People in El Salvador try to salvage their belongings
Soldiers and civilians in the small Salvadorean town of Verapaz have been frantically searching debris left by a landslide for missing people.
A torrent of mud and boulders from the Chichontepec volcano hit the town near the capital, San Salvador, on Sunday, wrecking 300 homes and burying cars.
Bodies covered in mud-caked sheets are being collected at a local chapel.
Officially the death toll across El Salvador after days of heavy rainstorms stands at at least 130 people.
President Mauricio Funes declared a national emergency, describing the damage as "incalculable".
"Today is a very sad day for the country and its government, in fact it is one of the most tragic days in memory," he said in a televised address to the nation on Sunday.
The BBC's weather centre says the disastrous rains were mainly caused by a low pressure system in the Pacific, which was linked indirectly to Hurricane Ida.
Ida, which passed the country three days ago, was downgraded to a tropical storm as it crossed the Gulf of Mexico on Monday.
Warnings were lifted for the US coastline between Louisiana and Florida.
'A huge wave'
The areas around El Salvador's capital and the central province of San Vicente were hit hardest.
In the town of Verapaz in San Vicente, soldiers, emergency workers and relatives resumed a search for the missing at dawn on Monday as military helicopters ferried in food for the searchers.
Rescuers had dug into the night - some with their bare hands - to find survivors in the town about 50km (30 miles) outside San Salvador, as a persistent drizzle fell.
"All we heard in the morning was loud noise," Verapaz resident Arnoldo Paz told AFP news agency.

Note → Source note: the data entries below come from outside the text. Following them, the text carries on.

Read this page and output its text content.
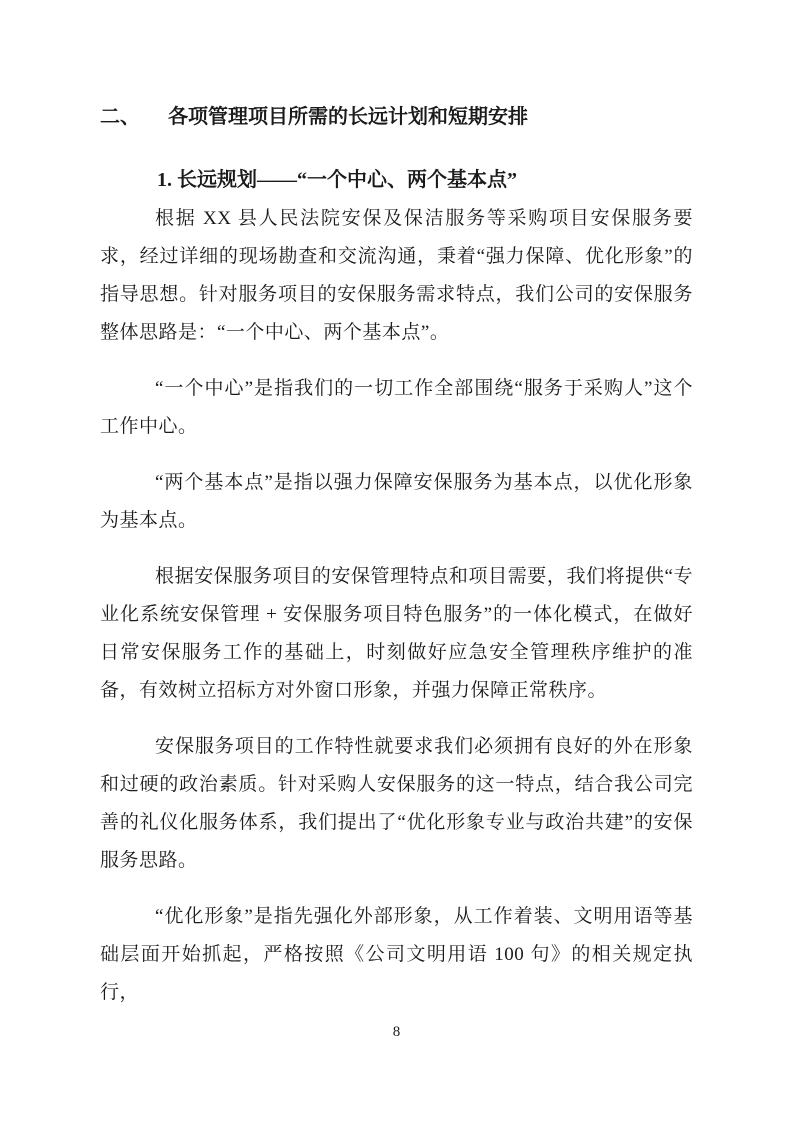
二、 各项管理项目所需的长远计划和短期安排
1. 长远规划——“一个中心、两个基本点”

根据 XX 县人民法院安保及保洁服务等采购项目安保服务要求，经过详细的现场勘查和交流沟通，秉着“强力保障、优化形象”的指导思想。针对服务项目的安保服务需求特点，我们公司的安保服务整体思路是：“一个中心、两个基本点”。

“一个中心”是指我们的一切工作全部围绕“服务于采购人”这个工作中心。

“两个基本点”是指以强力保障安保服务为基本点，以优化形象为基本点。

根据安保服务项目的安保管理特点和项目需要，我们将提供“专业化系统安保管理 + 安保服务项目特色服务”的一体化模式，在做好日常安保服务工作的基础上，时刻做好应急安全管理秩序维护的准备，有效树立招标方对外窗口形象，并强力保障正常秩序。

安保服务项目的工作特性就要求我们必须拥有良好的外在形象和过硬的政治素质。针对采购人安保服务的这一特点，结合我公司完善的礼仪化服务体系，我们提出了“优化形象专业与政治共建”的安保服务思路。

“优化形象”是指先强化外部形象，从工作着装、文明用语等基础层面开始抓起，严格按照《公司文明用语 100 句》的相关规定执行，

8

"It was a torrent of water and mud that swept away everything in its path. All I could do was tell my wife to grab the kids and flee."
Mr Paz said his house had been swept away by the current.
Another survivor, Cruz Ayala, described the landslide as "something black, like a huge wave, a huge noise".
"I heard screams of people asking for help," she said.
She survived by climbing on to the roof of a neighbour's house but one of her nieces, aged 14, was missing.
The Associated Press earlier quoted Red Cross spokesman Carlos Lopez Mendoza as saying 60 people in the town were missing.
The official death toll was not broken down by location.
About 7,000 people are living in shelters as a result of the disaster and large parts of the country are without electricity or clean water and remain cut off from government aid.